Tightass freaks out. Shocker! Unfortunately this freakout is accompanied by close-ups of Tightass’s face contorting. “No! That’s ridiculous! No way! I don’t believe you!” he screeches. Um, you’d think he would be happy that his dad, whom he hates (in case you’ve forgotten), is now a giant, evil, baby-killing sea monster that Yuna is going to defeat. But no one ever said this game made sense.

Tightass turns away from Auron, and we have to see Tightass’s stupid wanky chest right in the camera. “But it is the truth,” Auron insists. “You’ll see for yourself. Come with me.” You can almost hear the disgust in his voice as he says the last sentence, as if every fiber of his being is screaming against it. He’s glad that the script at least allows him to carry around a giant jug of sake, because he’ll definitely need it. “If I say no?” Tightass wanks. “Every story must have an ending,” Auron says, praying to Yevon that Tightass will say no. Tightass is really annoying in this scene, being all snotty and shit.
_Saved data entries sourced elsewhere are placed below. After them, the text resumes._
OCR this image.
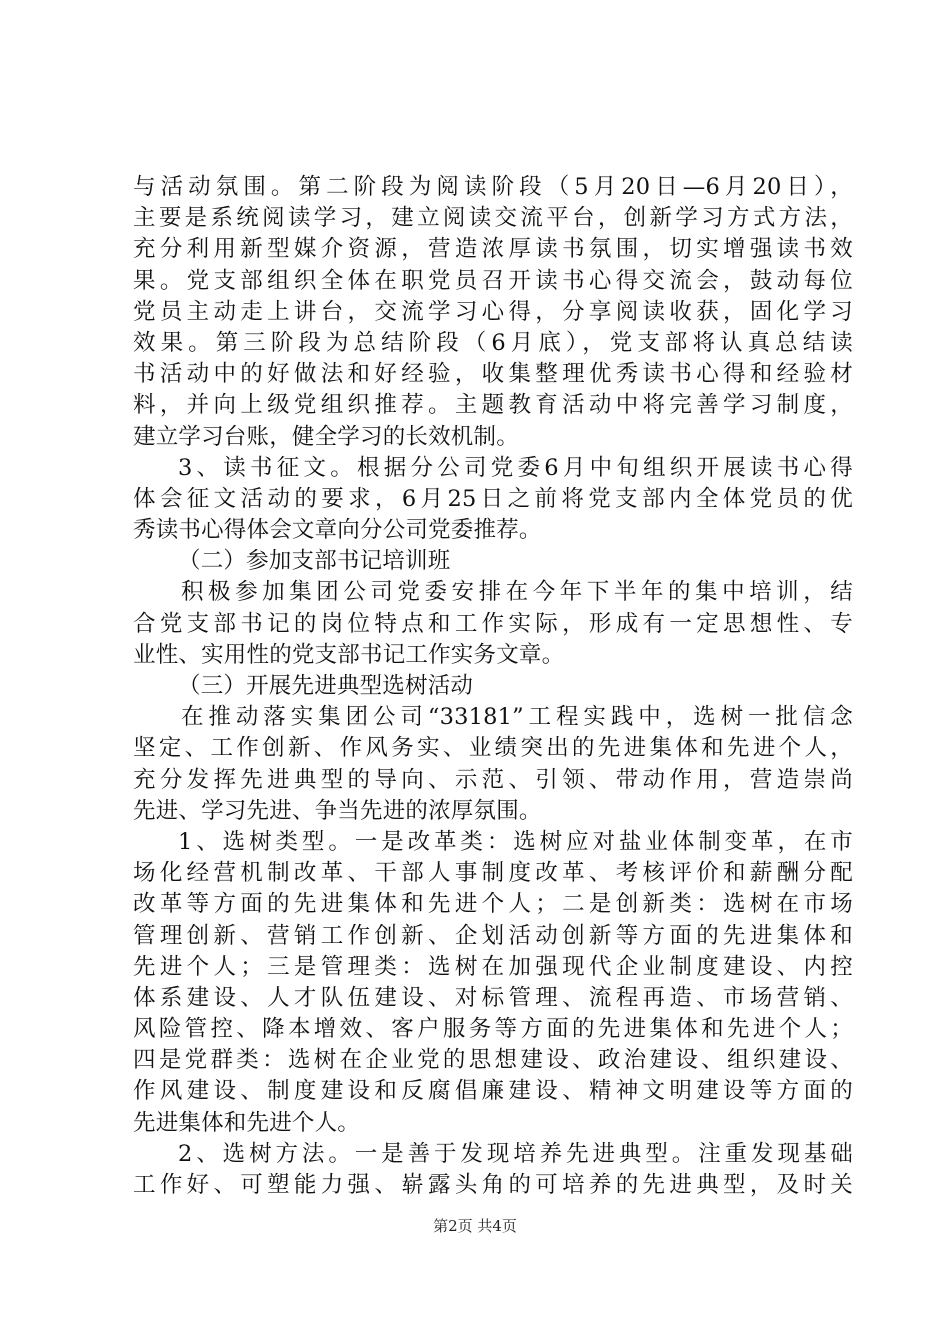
与活动氛围。第二阶段为阅读阶段（5月20日—6月20日），
主要是系统阅读学习，建立阅读交流平台，创新学习方式方法，
充分利用新型媒介资源，营造浓厚读书氛围，切实增强读书效
果。党支部组织全体在职党员召开读书心得交流会，鼓动每位
党员主动走上讲台，交流学习心得，分享阅读收获，固化学习
效果。第三阶段为总结阶段（6月底），党支部将认真总结读
书活动中的好做法和好经验，收集整理优秀读书心得和经验材
料，并向上级党组织推荐。主题教育活动中将完善学习制度，
建立学习台账，健全学习的长效机制。
3、读书征文。根据分公司党委6月中旬组织开展读书心得
体会征文活动的要求，6月25日之前将党支部内全体党员的优
秀读书心得体会文章向分公司党委推荐。
（二）参加支部书记培训班
积极参加集团公司党委安排在今年下半年的集中培训，结
合党支部书记的岗位特点和工作实际，形成有一定思想性、专
业性、实用性的党支部书记工作实务文章。
（三）开展先进典型选树活动
在推动落实集团公司“33181”工程实践中，选树一批信念
坚定、工作创新、作风务实、业绩突出的先进集体和先进个人，
充分发挥先进典型的导向、示范、引领、带动作用，营造崇尚
先进、学习先进、争当先进的浓厚氛围。
1、选树类型。一是改革类：选树应对盐业体制变革，在市
场化经营机制改革、干部人事制度改革、考核评价和薪酬分配
改革等方面的先进集体和先进个人；二是创新类：选树在市场
管理创新、营销工作创新、企划活动创新等方面的先进集体和
先进个人；三是管理类：选树在加强现代企业制度建设、内控
体系建设、人才队伍建设、对标管理、流程再造、市场营销、
风险管控、降本增效、客户服务等方面的先进集体和先进个人；
四是党群类：选树在企业党的思想建设、政治建设、组织建设、
作风建设、制度建设和反腐倡廉建设、精神文明建设等方面的
先进集体和先进个人。
2、选树方法。一是善于发现培养先进典型。注重发现基础
工作好、可塑能力强、崭露头角的可培养的先进典型，及时关
第2页 共4页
And you know that’s saying something, considering how annoying he usually is. “I don’t care about your stories!” he shrieks, walking away to pout again. No, I am not exaggerating.

“I see. Sorry you feel that way,” Auron says, his voice full of contempt. He’s not sorry that Tightass doesn’t want to go along; he’s sorry that Tightass is a giant wanker. Aren’t we all? “Fine, then. Come or don’t come. It’s your decision,” Auron tells him, hating himself for the sexual connotations that the game designers put into the script. He sneaks a swig of sake when the camera turns to Tightass. I would do the same if my sake weren’t in the other room. Actually, on second thought…
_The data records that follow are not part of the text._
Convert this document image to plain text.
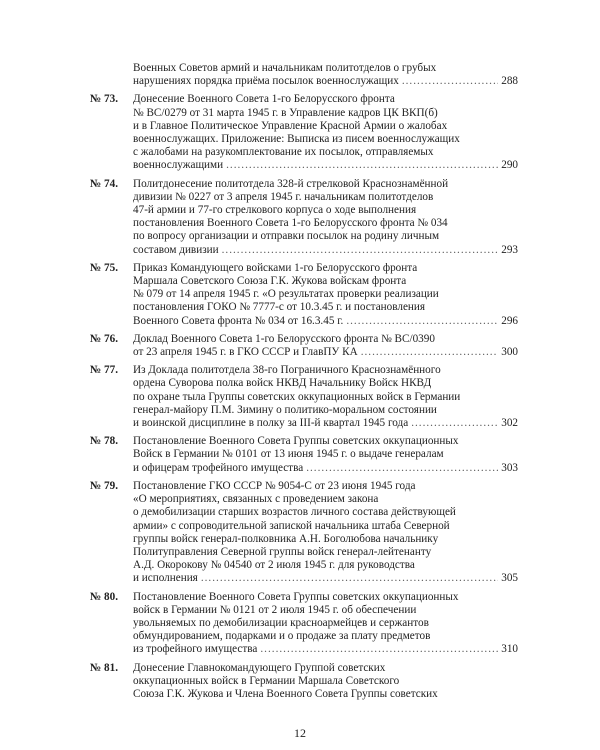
Военных Советов армий и начальникам политотделов о грубых
нарушениях порядка приёма посылок военнослужащих .....	288
№ 73. Донесение Военного Совета 1-го Белорусского фронта
№ ВС/0279 от 31 марта 1945 г. в Управление кадров ЦК ВКП(б)
и в Главное Политическое Управление Красной Армии о жалобах
военнослужащих. Приложение: Выписка из писем военнослужащих
с жалобами на разукомплектование их посылок, отправляемых
военнослужащими .....	290
№ 74. Политдонесение политотдела 328-й стрелковой Краснознамённой
дивизии № 0227 от 3 апреля 1945 г. начальникам политотделов
47-й армии и 77-го стрелкового корпуса о ходе выполнения
постановления Военного Совета 1-го Белорусского фронта № 034
по вопросу организации и отправки посылок на родину личным
составом дивизии .....	293
№ 75. Приказ Командующего войсками 1-го Белорусского фронта
Маршала Советского Союза Г.К. Жукова войскам фронта
№ 079 от 14 апреля 1945 г. «О результатах проверки реализации
постановления ГОКО № 7777-с от 10.3.45 г. и постановления
Военного Совета фронта № 034 от 16.3.45 г. .....	296
№ 76. Доклад Военного Совета 1-го Белорусского фронта № ВС/0390
от 23 апреля 1945 г. в ГКО СССР и ГлавПУ КА .....	300
№ 77. Из Доклада политотдела 38-го Пограничного Краснознамённого
ордена Суворова полка войск НКВД Начальнику Войск НКВД
по охране тыла Группы советских оккупационных войск в Германии
генерал-майору П.М. Зимину о политико-моральном состоянии
и воинской дисциплине в полку за III-й квартал 1945 года .....	302
№ 78. Постановление Военного Совета Группы советских оккупационных
Войск в Германии № 0101 от 13 июня 1945 г. о выдаче генералам
и офицерам трофейного имущества .....	303
№ 79. Постановление ГКО СССР № 9054-С от 23 июня 1945 года
«О мероприятиях, связанных с проведением закона
о демобилизации старших возрастов личного состава действующей
армии» с сопроводительной запиской начальника штаба Северной
группы войск генерал-полковника А.Н. Боголюбова начальнику
Политуправления Северной группы войск генерал-лейтенанту
А.Д. Окорокову № 04540 от 2 июля 1945 г. для руководства
и исполнения .....	305
№ 80. Постановление Военного Совета Группы советских оккупационных
войск в Германии № 0121 от 2 июля 1945 г. об обеспечении
увольняемых по демобилизации красноармейцев и сержантов
обмундированием, подарками и о продаже за плату предметов
из трофейного имущества .....	310
№ 81. Донесение Главнокомандующего Группой советских
оккупационных войск в Германии Маршала Советского
Союза Г.К. Жукова и Члена Военного Совета Группы советских
12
I’m back. Thankfully, there’s a little liquor in me now, so I can get through the next scene without banging my head against my desk too much. Now I truly understand Auron’s reason for carrying the jug around. Tightass screams like a little girl, except more annoyingly. “What am I supposed to say?” he shrills. “You tell me it’s my decision…But I don’t have a choice, do I? You’re the only one who can tell me what’s going on, anyways! I have to go with you! I have to!” He’s throwing a full-fledged temper tantrum now. Auron stares off-camera, wondering what items on his person would provide Tightass with the most excruciating death possible. Apart from the obvious beheading with the sword, he could beat Tightass over the head with the jug, or perhaps strangle him with one of his sleeve belts. Decisions, decisions.
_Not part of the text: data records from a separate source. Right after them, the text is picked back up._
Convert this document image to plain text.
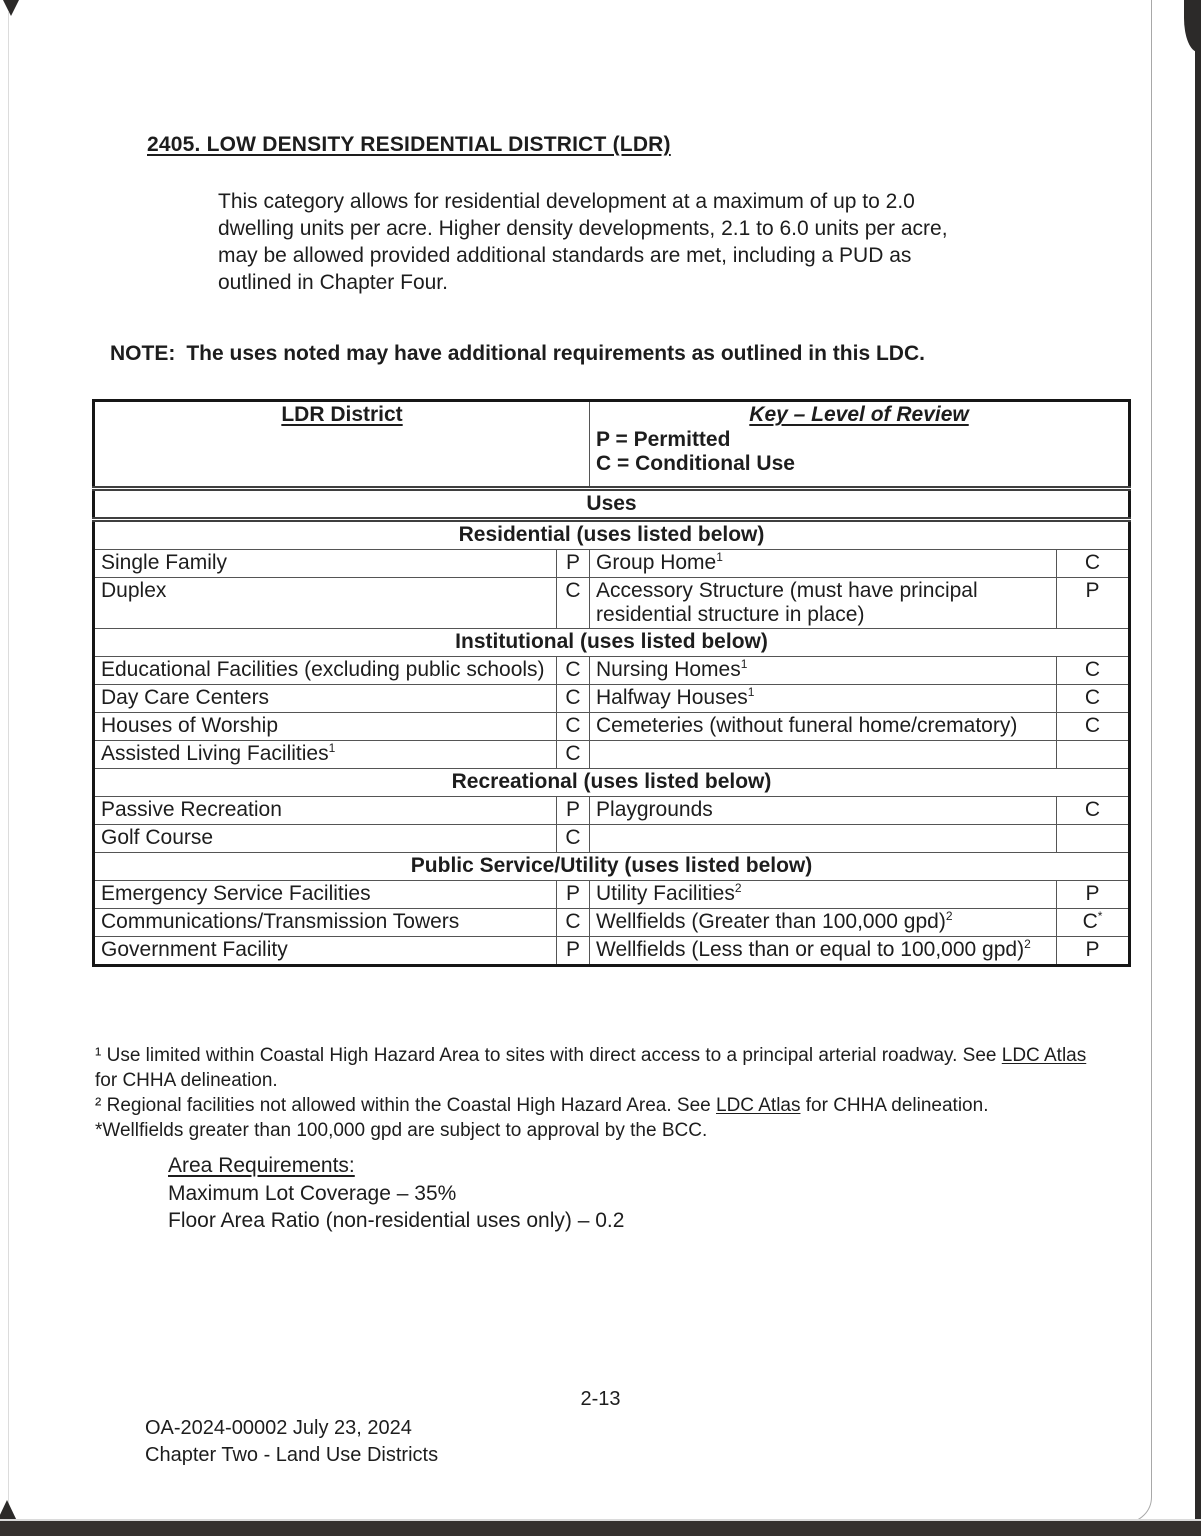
2405. LOW DENSITY RESIDENTIAL DISTRICT (LDR)
This category allows for residential development at a maximum of up to 2.0
dwelling units per acre. Higher density developments, 2.1 to 6.0 units per acre,
may be allowed provided additional standards are met, including a PUD as
outlined in Chapter Four.
NOTE: The uses noted may have additional requirements as outlined in this LDC.
LDR District		Key – Level of Review
P = Permitted
C = Conditional Use	

Uses			
Residential (uses listed below)			
Single Family	P	Group Home$^1$	C
Duplex	C	Accessory Structure (must have principal residential structure in place)	P
Institutional (uses listed below)			
Educational Facilities (excluding public schools)	C	Nursing Homes$^1$	C
Day Care Centers	C	Halfway Houses$^1$	C
Houses of Worship	C	Cemeteries (without funeral home/crematory)	C
Assisted Living Facilities$^1$	C		
Recreational (uses listed below)			
Passive Recreation	P	Playgrounds	C
Golf Course	C		
Public Service/Utility (uses listed below)			
Emergency Service Facilities	P	Utility Facilities$^2$	P
Communications/Transmission Towers	C	Wellfields (Greater than 100,000 gpd)$^2$	C*
Government Facility	P	Wellfields (Less than or equal to 100,000 gpd)$^2$	P
¹ Use limited within Coastal High Hazard Area to sites with direct access to a principal arterial roadway. See LDC Atlas for CHHA delineation.
² Regional facilities not allowed within the Coastal High Hazard Area. See LDC Atlas for CHHA delineation.
*Wellfields greater than 100,000 gpd are subject to approval by the BCC.
Area Requirements:
Maximum Lot Coverage – 35%
Floor Area Ratio (non-residential uses only) – 0.2
2-13
OA-2024-00002 July 23, 2024
Chapter Two - Land Use Districts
My eyes! My bleeding eyes!

My eyes! My bleeding eyes!

Tightass walks away yet again and bends over with his hands touching his knees. I don’t even want to know why he’s assuming that position around Auron. Please, game designers, don’t do this! “Irritating, I know,” Auron says to all of us. “Or are you afraid?” That last part was directed at Tightass. The next shot is one of the most disturbing things I’ve ever seen in my life. We see Tightass from below as he’s bent over, and Auron comes up behind him, putting his hand on Tightass’s shoulder. The effect is one of…I can’t say it…but I need to scrub my eyeballs afterward. Why, Square, why do you hate me? The scene fades out. I take another drink of sake. I need it.

Oh my God, we’re only five minutes into the recap. And it only gets worse.